3 Number of San Francisco Unified School District board members recalled with at least 72% of the vote

 

  • While 64 percent of parents with children under the age of 18 say it’s time to learn to live with COVID-19, 54 percent of adults without young children said stopping the virus should remain the country’s top priority.
  • Meanwhile, 77 percent of respondents say they are ready to return to normal from the COVID-19 pandemic.
  • Just 39 percent of registered Democrats approve of President Joe Biden’s handling of the pandemic.

 

WHAT IT MEANS: When it comes to schools and education, pushback against COVID-era restrictions has crossed party lines. The San Francisco school board recall and the bipartisan Virginia law allowing parents to opt their children out of school mask mandates demonstrate a rare shift away from party-line polarization. This dynamic played an important role in the Virginia governor’s race and should serve as a wake-up call that constituents could vote against the party in power if they perceive that officials are failing to respond to their concerns about school closures, mask mandates, and education policy.

 

 

74Percentage of Americans dissatisfied with the size and influence of major corporations

 

  • This figure marks an increase of 16 points in the last 15 years and an increase of 26 points since Gallup first started tracking the question in 2001.
  • As inflation rises, so do profits at many large businesses. S&P 500 companies are on track for earnings growth above 20 percent for a fourth consecutive quarter.
  • Democrat-aligned data analytics firm Catalist found that working class, non-white voters shifted 12 points toward President Donald Trump in 2020 compared to 2016.

 

WHAT IT MEANS: Democrats have spent the opening months of the election year searching for a message that solidifies their base and reverses erosion among independent voters. The widespread dissatisfaction with elite institutions that drove voters toward President Trump in 2016 and 2020 still exists and could be further compounded by the rising cost of living.

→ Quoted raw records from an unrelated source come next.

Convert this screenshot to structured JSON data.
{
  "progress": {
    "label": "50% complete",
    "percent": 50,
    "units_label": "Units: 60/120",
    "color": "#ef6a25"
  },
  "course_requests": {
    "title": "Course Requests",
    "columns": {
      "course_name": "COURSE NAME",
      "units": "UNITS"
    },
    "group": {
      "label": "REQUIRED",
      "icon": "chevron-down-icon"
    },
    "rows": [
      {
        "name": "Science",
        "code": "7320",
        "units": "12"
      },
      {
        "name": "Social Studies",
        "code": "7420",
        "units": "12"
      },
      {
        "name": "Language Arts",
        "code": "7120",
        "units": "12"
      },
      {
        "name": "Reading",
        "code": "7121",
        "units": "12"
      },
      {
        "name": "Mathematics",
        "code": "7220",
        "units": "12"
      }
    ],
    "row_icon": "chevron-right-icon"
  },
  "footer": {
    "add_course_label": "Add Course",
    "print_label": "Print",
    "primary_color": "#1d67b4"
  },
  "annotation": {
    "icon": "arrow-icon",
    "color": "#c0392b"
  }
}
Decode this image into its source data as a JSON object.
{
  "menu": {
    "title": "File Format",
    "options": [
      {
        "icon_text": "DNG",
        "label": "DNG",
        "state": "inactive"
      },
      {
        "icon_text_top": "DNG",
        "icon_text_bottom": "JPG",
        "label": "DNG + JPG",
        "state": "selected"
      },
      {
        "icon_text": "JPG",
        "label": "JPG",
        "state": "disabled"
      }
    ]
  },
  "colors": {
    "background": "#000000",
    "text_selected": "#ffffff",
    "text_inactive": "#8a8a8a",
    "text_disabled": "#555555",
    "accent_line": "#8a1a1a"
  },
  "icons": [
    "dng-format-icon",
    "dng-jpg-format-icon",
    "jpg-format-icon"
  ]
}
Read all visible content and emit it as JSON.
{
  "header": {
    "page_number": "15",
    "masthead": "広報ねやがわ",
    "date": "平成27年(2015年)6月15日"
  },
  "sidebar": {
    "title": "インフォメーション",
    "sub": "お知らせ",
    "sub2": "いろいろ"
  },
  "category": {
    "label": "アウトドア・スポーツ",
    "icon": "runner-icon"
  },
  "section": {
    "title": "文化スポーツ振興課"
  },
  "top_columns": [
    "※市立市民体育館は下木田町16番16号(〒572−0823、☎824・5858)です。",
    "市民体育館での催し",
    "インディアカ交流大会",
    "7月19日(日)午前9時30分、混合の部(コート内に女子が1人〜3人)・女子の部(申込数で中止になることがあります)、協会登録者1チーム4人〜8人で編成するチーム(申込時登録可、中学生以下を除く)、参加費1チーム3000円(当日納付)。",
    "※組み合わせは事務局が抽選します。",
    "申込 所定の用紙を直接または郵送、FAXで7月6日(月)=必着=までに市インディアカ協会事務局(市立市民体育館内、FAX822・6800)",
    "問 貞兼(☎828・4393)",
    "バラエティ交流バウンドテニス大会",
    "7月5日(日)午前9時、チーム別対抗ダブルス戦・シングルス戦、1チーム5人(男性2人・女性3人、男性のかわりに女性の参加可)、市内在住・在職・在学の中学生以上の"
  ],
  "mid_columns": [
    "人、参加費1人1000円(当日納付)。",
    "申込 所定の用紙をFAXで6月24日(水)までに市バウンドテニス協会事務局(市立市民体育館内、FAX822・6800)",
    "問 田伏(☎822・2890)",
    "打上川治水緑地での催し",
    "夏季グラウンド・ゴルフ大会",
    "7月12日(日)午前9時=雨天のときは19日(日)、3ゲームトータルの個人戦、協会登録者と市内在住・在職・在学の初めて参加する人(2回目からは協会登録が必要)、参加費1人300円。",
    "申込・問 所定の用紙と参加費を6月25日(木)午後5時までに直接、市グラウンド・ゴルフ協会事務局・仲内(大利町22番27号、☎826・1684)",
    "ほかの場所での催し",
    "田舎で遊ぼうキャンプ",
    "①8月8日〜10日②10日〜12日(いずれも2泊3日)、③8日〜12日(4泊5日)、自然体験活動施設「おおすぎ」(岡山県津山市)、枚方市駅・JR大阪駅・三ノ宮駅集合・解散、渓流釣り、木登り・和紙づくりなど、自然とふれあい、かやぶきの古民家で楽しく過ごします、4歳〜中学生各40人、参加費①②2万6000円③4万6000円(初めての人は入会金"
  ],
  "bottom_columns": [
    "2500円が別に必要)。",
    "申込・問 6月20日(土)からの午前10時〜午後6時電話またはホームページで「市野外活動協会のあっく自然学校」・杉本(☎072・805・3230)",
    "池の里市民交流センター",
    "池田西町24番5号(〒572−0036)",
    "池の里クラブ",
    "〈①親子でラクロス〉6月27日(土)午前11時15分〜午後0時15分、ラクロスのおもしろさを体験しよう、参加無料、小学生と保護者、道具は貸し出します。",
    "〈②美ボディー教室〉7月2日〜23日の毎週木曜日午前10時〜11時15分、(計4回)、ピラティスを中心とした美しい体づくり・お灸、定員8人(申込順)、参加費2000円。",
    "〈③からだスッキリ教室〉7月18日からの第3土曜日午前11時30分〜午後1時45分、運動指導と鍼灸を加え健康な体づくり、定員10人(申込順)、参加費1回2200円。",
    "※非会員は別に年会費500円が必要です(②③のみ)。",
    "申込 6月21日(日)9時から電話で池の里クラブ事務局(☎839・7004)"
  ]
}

Large companies should be prepared for attacks on their profits and business practices as Democrats zero in on an election year message.

 

 

85Percentage of Americans satisfied with their own lives

 

  • Ninety-four percent of individuals with a household income over $100,000 were satisfied with their own lives, the highest of any group measured.
  • At the same time, only 17 percent are satisfied with the direction of the country.
  • The last time more Americans were satisfied than dissatisfied about the direction of the country was January 2004.

 

WHAT IT MEANS: The disconnect between personal satisfaction and satisfaction with the direction of the country is near a record high. Americans have been pessimistic about the direction of the country for nearly two decades, likely exacerbating the widening political polarization that has taken place over that time. However, general satisfaction with their own lives could mean that Americans are less likely to support policies that significantly disrupt the status quo – underscored by the difficulty of passing sweeping legislation in Washington, even when one party controls every lever of power.

 

 

33Percentage of the workforce across 10 major U.S. cities that has returned to office work

 

  • That figure is down from a pre-Omicron pandemic high of 41 percent in December 2021 but rose from 23 percent in January 2022.
  • Nearly 80 percent of workers who currently work from home say they would like to continue doing so after the COVID-19 pandemic has ended. However, more than 60 percent of U.S. workers can’t work from home.
  • Sixty percent of work-from-home employees say they feel less connected to their coworkers.

 

WHAT IT MEANS: Workers will continue to return to the office as the Omicron surge subsides, but it’s unlikely that the workplace will fully return to a pre-COVID footing. Workers continue to quit their jobs at near-record rates and businesses will have to meet the demand for hybrid work schedules and work-from-home options. While many employees prefer to work from home, there are also drawbacks that impact productivity. Companies hoping to maintain strong – and satisfied – workforces will have to balance employees’ desire for flexible work options with measures that promote productivity within the workforce.